On July 1, 2021, the Company granted total awards of 187,600 restricted shares of the Company's common stock to various bank employees, with a market price of $18.41 per share. The restricted shares vest in equal installments on each of July 1, 2022, 2023, and 2024, subject to continued service through each applicable vesting date, or earlier upon the occurrence of a change in control. With the restricted stock, there will be no cash consideration to the Company for the shares. The employees will have the right to vote all shares subject to such grant and receive all dividends with respect to such shares, whether or not the shares have vested.

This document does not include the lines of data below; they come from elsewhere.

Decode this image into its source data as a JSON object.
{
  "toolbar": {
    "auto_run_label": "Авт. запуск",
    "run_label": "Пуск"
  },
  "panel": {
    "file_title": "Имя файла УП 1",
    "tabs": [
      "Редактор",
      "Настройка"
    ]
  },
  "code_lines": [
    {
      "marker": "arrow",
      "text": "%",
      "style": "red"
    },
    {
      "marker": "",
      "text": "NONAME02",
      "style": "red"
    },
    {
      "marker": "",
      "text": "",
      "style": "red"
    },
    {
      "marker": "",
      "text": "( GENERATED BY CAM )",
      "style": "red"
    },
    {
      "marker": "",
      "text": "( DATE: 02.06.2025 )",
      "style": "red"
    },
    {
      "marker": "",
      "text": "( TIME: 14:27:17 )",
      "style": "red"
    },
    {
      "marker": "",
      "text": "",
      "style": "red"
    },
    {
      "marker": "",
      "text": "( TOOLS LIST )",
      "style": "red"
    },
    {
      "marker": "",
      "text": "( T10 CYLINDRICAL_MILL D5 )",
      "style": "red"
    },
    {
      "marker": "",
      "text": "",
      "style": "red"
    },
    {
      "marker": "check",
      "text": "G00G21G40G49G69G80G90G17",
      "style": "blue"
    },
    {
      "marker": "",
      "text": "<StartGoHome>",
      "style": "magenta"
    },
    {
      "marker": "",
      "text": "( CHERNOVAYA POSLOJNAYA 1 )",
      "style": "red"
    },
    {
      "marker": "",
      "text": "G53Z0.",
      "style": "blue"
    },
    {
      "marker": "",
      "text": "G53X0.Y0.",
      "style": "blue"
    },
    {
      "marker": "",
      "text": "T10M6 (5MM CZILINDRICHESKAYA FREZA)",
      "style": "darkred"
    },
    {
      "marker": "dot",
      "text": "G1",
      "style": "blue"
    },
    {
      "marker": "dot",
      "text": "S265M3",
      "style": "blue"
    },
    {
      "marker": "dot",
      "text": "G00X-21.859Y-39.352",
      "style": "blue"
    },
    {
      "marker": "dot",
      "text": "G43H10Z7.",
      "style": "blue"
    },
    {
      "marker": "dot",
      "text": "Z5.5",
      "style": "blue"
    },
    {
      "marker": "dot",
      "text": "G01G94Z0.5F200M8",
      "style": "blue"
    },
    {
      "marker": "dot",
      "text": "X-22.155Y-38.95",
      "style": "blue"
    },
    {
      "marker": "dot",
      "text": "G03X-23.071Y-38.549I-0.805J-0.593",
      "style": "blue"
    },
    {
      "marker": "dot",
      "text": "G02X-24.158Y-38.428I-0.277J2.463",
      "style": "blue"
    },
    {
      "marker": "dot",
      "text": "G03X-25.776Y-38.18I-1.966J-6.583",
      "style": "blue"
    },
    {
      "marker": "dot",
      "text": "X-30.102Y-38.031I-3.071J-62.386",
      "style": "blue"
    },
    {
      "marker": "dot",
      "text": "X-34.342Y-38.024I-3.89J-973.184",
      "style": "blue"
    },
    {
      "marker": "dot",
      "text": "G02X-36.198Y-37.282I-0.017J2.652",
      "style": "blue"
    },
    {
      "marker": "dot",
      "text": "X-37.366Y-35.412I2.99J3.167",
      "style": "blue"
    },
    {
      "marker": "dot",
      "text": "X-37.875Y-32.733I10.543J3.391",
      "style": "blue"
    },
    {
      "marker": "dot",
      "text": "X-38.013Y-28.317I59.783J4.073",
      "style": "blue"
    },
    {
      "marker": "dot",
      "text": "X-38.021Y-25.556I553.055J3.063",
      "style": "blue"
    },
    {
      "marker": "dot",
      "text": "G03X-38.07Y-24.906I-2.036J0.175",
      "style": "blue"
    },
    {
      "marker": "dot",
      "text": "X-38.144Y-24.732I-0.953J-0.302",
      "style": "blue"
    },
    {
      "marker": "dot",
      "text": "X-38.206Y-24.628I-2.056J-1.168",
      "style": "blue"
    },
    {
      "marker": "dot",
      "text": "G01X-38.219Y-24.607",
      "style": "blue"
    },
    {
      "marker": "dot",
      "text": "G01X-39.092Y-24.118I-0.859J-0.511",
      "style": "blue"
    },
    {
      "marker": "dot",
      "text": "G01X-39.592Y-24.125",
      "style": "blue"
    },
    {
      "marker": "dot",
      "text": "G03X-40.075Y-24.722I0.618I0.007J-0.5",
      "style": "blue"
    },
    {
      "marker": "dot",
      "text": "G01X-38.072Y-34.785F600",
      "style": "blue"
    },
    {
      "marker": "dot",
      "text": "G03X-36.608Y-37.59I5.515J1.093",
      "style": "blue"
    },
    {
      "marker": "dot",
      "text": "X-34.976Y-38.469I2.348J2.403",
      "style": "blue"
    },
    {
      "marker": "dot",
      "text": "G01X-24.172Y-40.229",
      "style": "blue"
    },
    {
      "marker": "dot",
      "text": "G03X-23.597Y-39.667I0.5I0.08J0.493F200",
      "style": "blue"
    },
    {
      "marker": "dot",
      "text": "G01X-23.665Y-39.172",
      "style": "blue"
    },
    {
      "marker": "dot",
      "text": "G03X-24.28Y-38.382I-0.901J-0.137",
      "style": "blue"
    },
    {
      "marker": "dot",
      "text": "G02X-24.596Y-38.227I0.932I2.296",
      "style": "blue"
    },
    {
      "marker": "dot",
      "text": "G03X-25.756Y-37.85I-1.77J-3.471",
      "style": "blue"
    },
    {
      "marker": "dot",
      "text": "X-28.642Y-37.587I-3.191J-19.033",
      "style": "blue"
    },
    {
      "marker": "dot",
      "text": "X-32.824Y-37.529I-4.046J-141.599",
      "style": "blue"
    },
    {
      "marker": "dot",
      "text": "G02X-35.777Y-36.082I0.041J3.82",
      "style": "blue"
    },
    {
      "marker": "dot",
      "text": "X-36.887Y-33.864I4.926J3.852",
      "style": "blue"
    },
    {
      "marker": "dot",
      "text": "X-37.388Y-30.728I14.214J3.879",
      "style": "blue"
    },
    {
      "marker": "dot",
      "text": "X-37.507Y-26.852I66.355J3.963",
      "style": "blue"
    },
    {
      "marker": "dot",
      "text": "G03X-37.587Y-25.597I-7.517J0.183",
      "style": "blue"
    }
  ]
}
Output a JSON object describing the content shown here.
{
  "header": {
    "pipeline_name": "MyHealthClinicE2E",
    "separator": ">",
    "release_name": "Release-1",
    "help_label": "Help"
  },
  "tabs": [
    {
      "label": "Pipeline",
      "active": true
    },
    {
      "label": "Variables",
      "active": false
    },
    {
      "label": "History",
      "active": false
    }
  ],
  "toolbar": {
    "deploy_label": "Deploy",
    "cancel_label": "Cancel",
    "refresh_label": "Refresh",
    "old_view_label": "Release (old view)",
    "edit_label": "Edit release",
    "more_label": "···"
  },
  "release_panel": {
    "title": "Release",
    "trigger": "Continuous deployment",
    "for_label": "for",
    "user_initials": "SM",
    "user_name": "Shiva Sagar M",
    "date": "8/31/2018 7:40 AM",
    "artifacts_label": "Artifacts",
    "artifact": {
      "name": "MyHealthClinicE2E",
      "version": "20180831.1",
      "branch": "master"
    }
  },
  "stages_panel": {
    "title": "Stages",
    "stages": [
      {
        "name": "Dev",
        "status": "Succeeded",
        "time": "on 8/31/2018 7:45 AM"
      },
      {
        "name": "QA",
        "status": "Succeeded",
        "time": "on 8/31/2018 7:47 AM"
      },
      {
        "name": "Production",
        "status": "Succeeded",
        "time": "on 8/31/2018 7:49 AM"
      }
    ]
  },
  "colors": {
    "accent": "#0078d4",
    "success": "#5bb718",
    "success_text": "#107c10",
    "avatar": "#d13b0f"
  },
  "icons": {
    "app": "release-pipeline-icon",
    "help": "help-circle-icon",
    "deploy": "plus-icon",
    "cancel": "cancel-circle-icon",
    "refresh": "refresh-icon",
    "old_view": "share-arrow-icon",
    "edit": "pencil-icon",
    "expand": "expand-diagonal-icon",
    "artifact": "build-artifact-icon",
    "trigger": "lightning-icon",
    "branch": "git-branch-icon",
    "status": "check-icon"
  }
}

In August 2018, the Company granted an award of 5,650 restricted shares of the Company’s common stock to T. Heath Fountain, the Company’s Chief Executive Officer (“CEO”), with a market price of $17.73 per share. The restricted shares vest in equal installments on each of July 30, 2019, 2020 and 2021, subject to continued service by Mr. Fountain through each applicable vesting date, or earlier upon the occurrence of a change in control. At December 31, 2021 the shares were fully vested. With the restricted stock, there will be no cash consideration to the Company for the shares. The CEO will have the right to vote all shares subject to such grant and receive all dividends with respect to such shares, whether or not the shares have vested.
 
Compensation expense for restricted stock is based on the market price of the Company stock at the time of the grant and amortized on a straight-line basis over the vesting period. Total compensation expense unrecognized for the restricted shares granted for the year ended December 31, 2021 was $2.8 million, which is expected to be recognized over a weighted average period of 2.5 years. Compensation expense recognized for the years ended December 31, 2021 and 2020 was $599,000 and $33,000, respectively.